During the summer, a six-passenger, red-trimmed white helicopter landed on the 10-acre lawn frequently on weekends. The nearest neighbors could hear people volleying balls on the tennis court, splasing in the pool or Jacuzzi. Sometimes they would catch a glimpse throught the trees of the sailboat leaving the sleek modern boathouse or hear the speedboat, the fastest of its kind on the Chesapeake Bay, roaring off on an excursion.
But these days, builder developer Nathan Landow's Easton, Md., retreat -- where White House chief of staff Hamilton Jordan could escape for a little secluded "R and R" -- is seldom used by anyone.
Socially, Jordan has been keeping a low profile, and Landow's expensive little paradise of the Eastern Shore appears to have lost, for a while, its most prestigious VIP visitor.
"The man works hard," Landow says of Jordan. "He's under pressure. He can come down here and swim and take his work with him . . . read books, play tennis. It's better than when he works seven days a week and it's still dark when he leaves for the White House."
"I'm doing something nice for someone, and the whole country benefits," Landow says.

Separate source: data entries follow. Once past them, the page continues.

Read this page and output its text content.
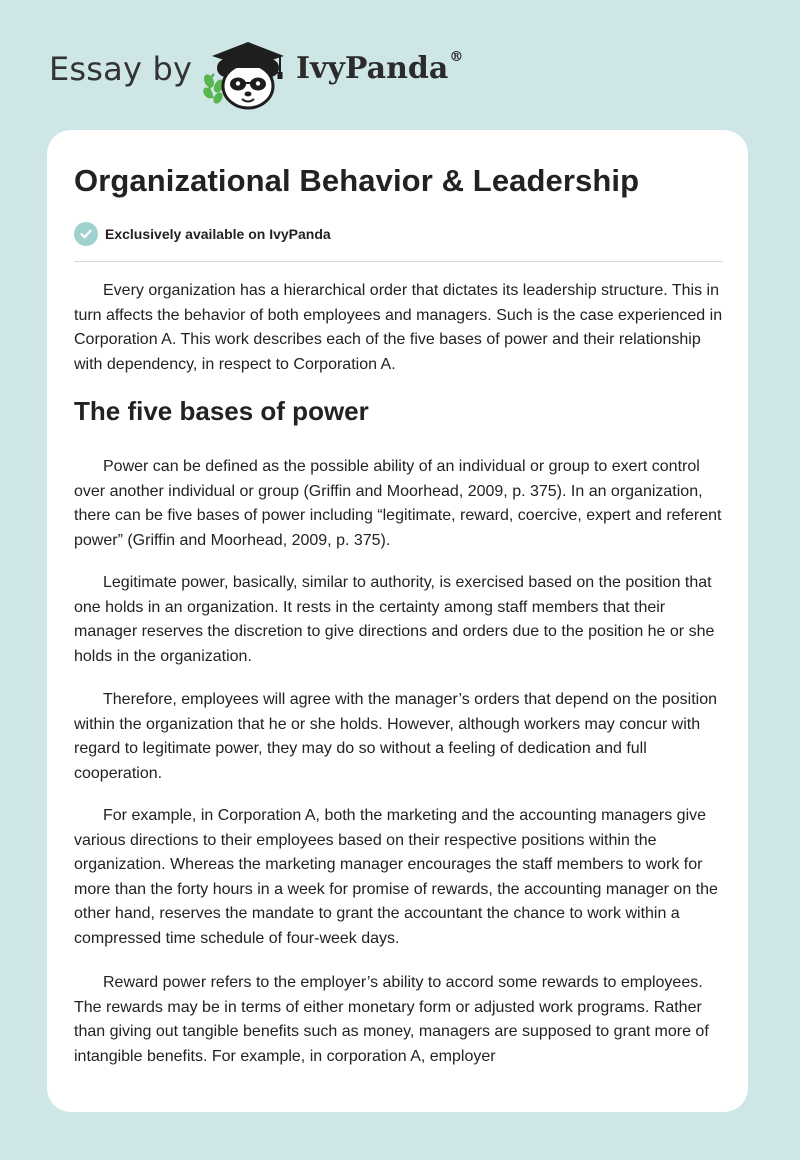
Essay by	IvyPanda®
Organizational Behavior & Leadership
Exclusively available on IvyPanda

Every organization has a hierarchical order that dictates its leadership structure. This in turn affects the behavior of both employees and managers. Such is the case experienced in Corporation A. This work describes each of the five bases of power and their relationship with dependency, in respect to Corporation A.

The five bases of power

Power can be defined as the possible ability of an individual or group to exert control over another individual or group (Griffin and Moorhead, 2009, p. 375). In an organization, there can be five bases of power including “legitimate, reward, coercive, expert and referent power” (Griffin and Moorhead, 2009, p. 375).

Legitimate power, basically, similar to authority, is exercised based on the position that one holds in an organization. It rests in the certainty among staff members that their manager reserves the discretion to give directions and orders due to the position he or she holds in the organization.

Therefore, employees will agree with the manager’s orders that depend on the position within the organization that he or she holds. However, although workers may concur with regard to legitimate power, they may do so without a feeling of dedication and full cooperation.

For example, in Corporation A, both the marketing and the accounting managers give various directions to their employees based on their respective positions within the organization. Whereas the marketing manager encourages the staff members to work for more than the forty hours in a week for promise of rewards, the accounting manager on the other hand, reserves the mandate to grant the accountant the chance to work within a compressed time schedule of four-week days.

Reward power refers to the employer’s ability to accord some rewards to employees. The rewards may be in terms of either monetary form or adjusted work programs. Rather than giving out tangible benefits such as money, managers are supposed to grant more of intangible benefits. For example, in corporation A, employer
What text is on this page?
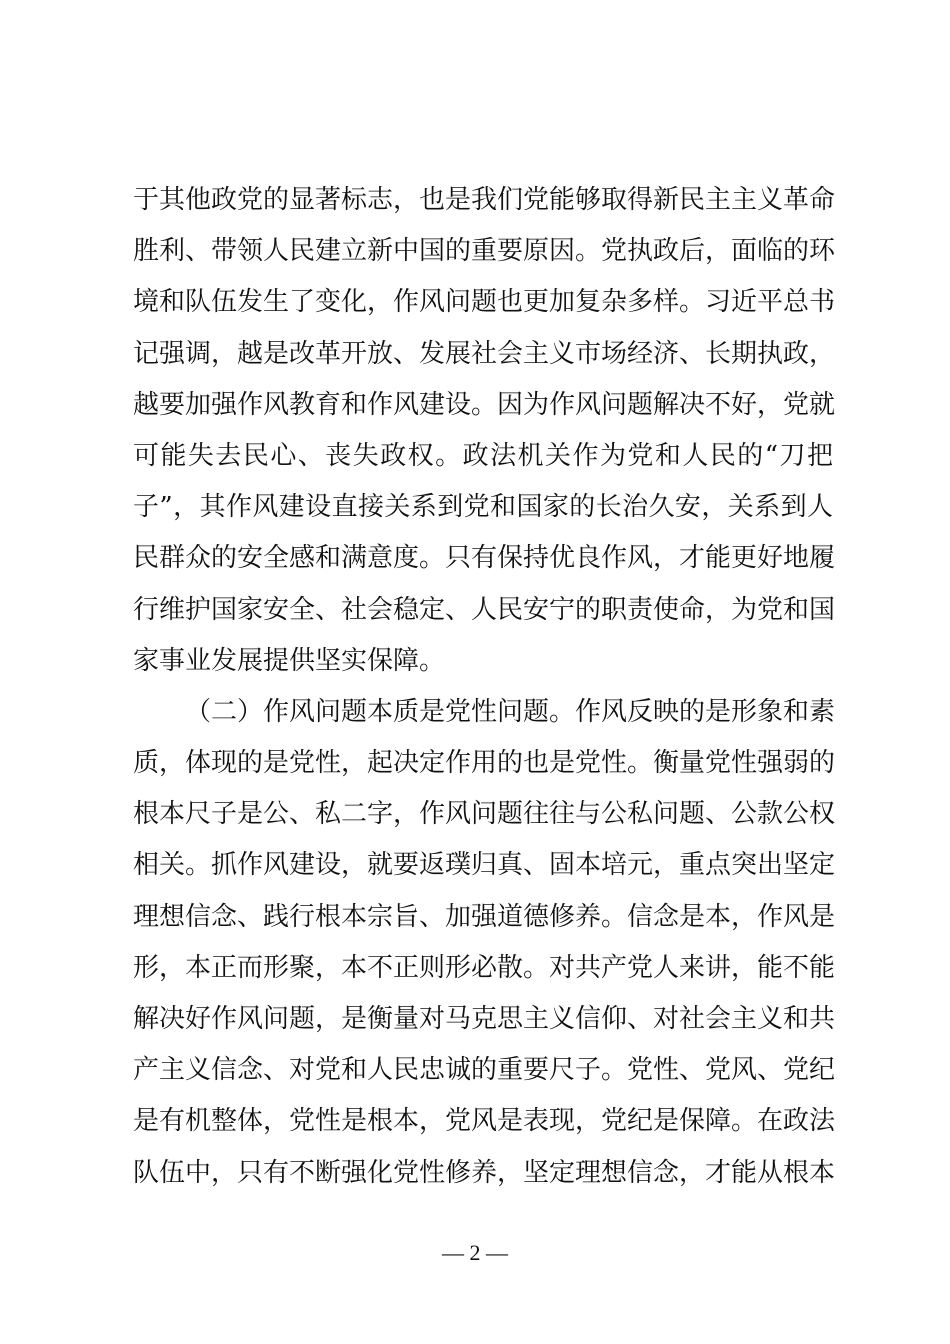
于其他政党的显著标志，也是我们党能够取得新民主主义革命
胜利、带领人民建立新中国的重要原因。党执政后，面临的环
境和队伍发生了变化，作风问题也更加复杂多样。习近平总书
记强调，越是改革开放、发展社会主义市场经济、长期执政，
越要加强作风教育和作风建设。因为作风问题解决不好，党就
可能失去民心、丧失政权。政法机关作为党和人民的“刀把
子”，其作风建设直接关系到党和国家的长治久安，关系到人
民群众的安全感和满意度。只有保持优良作风，才能更好地履
行维护国家安全、社会稳定、人民安宁的职责使命，为党和国
家事业发展提供坚实保障。
（二）作风问题本质是党性问题。作风反映的是形象和素
质，体现的是党性，起决定作用的也是党性。衡量党性强弱的
根本尺子是公、私二字，作风问题往往与公私问题、公款公权
相关。抓作风建设，就要返璞归真、固本培元，重点突出坚定
理想信念、践行根本宗旨、加强道德修养。信念是本，作风是
形，本正而形聚，本不正则形必散。对共产党人来讲，能不能
解决好作风问题，是衡量对马克思主义信仰、对社会主义和共
产主义信念、对党和人民忠诚的重要尺子。党性、党风、党纪
是有机整体，党性是根本，党风是表现，党纪是保障。在政法
队伍中，只有不断强化党性修养，坚定理想信念，才能从根本
— 2 —
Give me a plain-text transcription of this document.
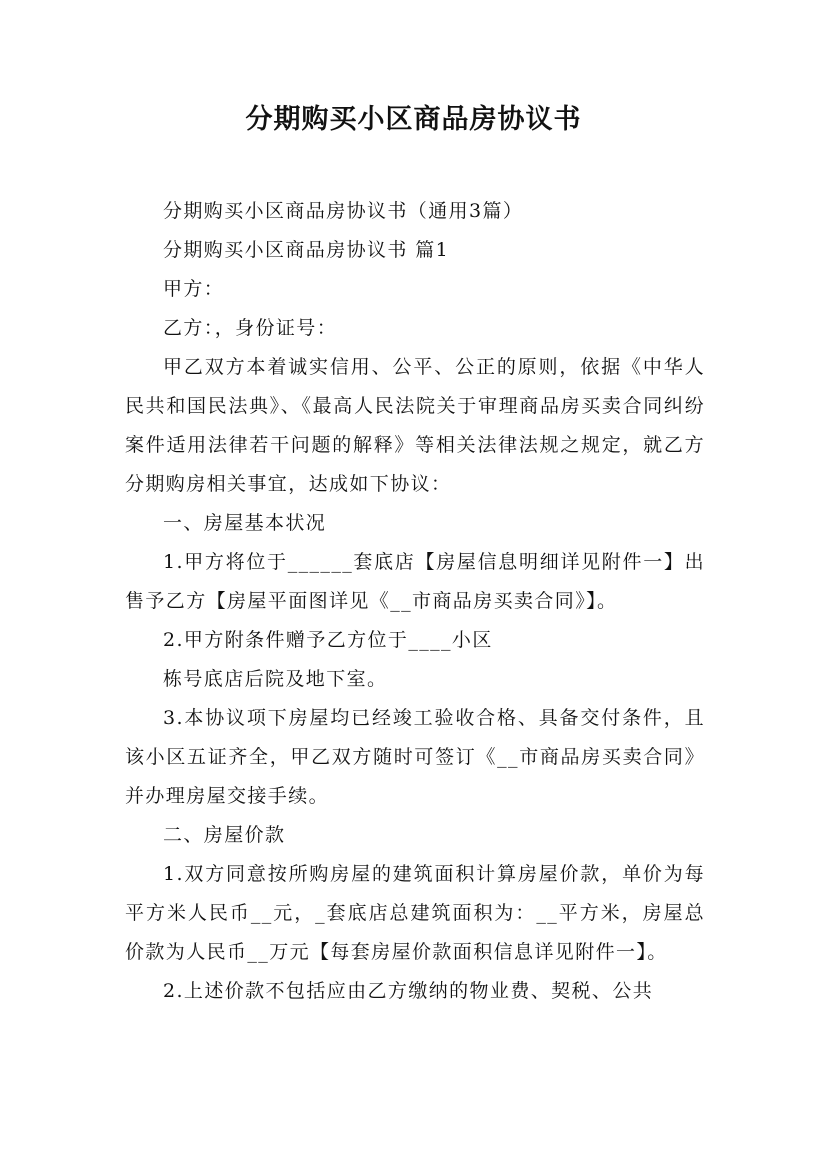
分期购买小区商品房协议书

分期购买小区商品房协议书（通用3篇）

分期购买小区商品房协议书 篇1

甲方：

乙方：，身份证号：

甲乙双方本着诚实信用、公平、公正的原则，依据《中华人民共和国民法典》、《最高人民法院关于审理商品房买卖合同纠纷案件适用法律若干问题的解释》等相关法律法规之规定，就乙方分期购房相关事宜，达成如下协议：

一、房屋基本状况

1.甲方将位于______套底店【房屋信息明细详见附件一】出售予乙方【房屋平面图详见《__市商品房买卖合同》】。

2.甲方附条件赠予乙方位于____小区

栋号底店后院及地下室。

3.本协议项下房屋均已经竣工验收合格、具备交付条件，且该小区五证齐全，甲乙双方随时可签订《__市商品房买卖合同》并办理房屋交接手续。

二、房屋价款

1.双方同意按所购房屋的建筑面积计算房屋价款，单价为每平方米人民币__元，_套底店总建筑面积为：__平方米，房屋总价款为人民币__万元【每套房屋价款面积信息详见附件一】。

2.上述价款不包括应由乙方缴纳的物业费、契税、公共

Once last summer, Landow says, Jordan came down for a party with the Democratic National Committee staff. Another time, Jordan "borrowed" the place and Landow wasn't there, he says.
One weekend, Jordan and another man called the Downs Cab Co. and rode into Easton with two young women in a 1962 Plymouth Valiant to have a steamed crab dinner at the Yesteryear Restaurant. Bob Higgins, owner of the Yesteryear, who has catered Landow's parties, says he was impressed with what "a well-behaved gentlemen" Jordan was.
Landow's neighbors compalined in writing about the noise from two parties that went on there till nearly dawn last summer. "that was my sons," Landow said, laughing. "They left the outdoor speakers on around the pool and went to bed, and the music boomed out down the river all night. I said, "Thanks a lot, fellas.'"
Landow says the five-bedroom, five bath house sounds "a lot more luxurious than it is. Down here on the Eastern Shore, the places are palaces. This was a model house for one of my apartments, and we moved it down from the construction site in sections."
Landow, who is Maryland State chairman of the Carter-Mondale Reelection Committee, says he is "happy" to loan the place to any friend who wants to use it.
"Lee Kling (former DNC treasurer who is now a Carter fund-raising consultant) called me from St. Louis to ask if he could use it to take his son duck hunting in November. I said he was welcome, and I'd line him up a good guide."
"I'll help when I'm called on," Landow said. "Bob Strauss said to me yesterday, 'I originally came (to the DNC) on an ego trip, but that was satisfied a long time ago.' The same is true of me."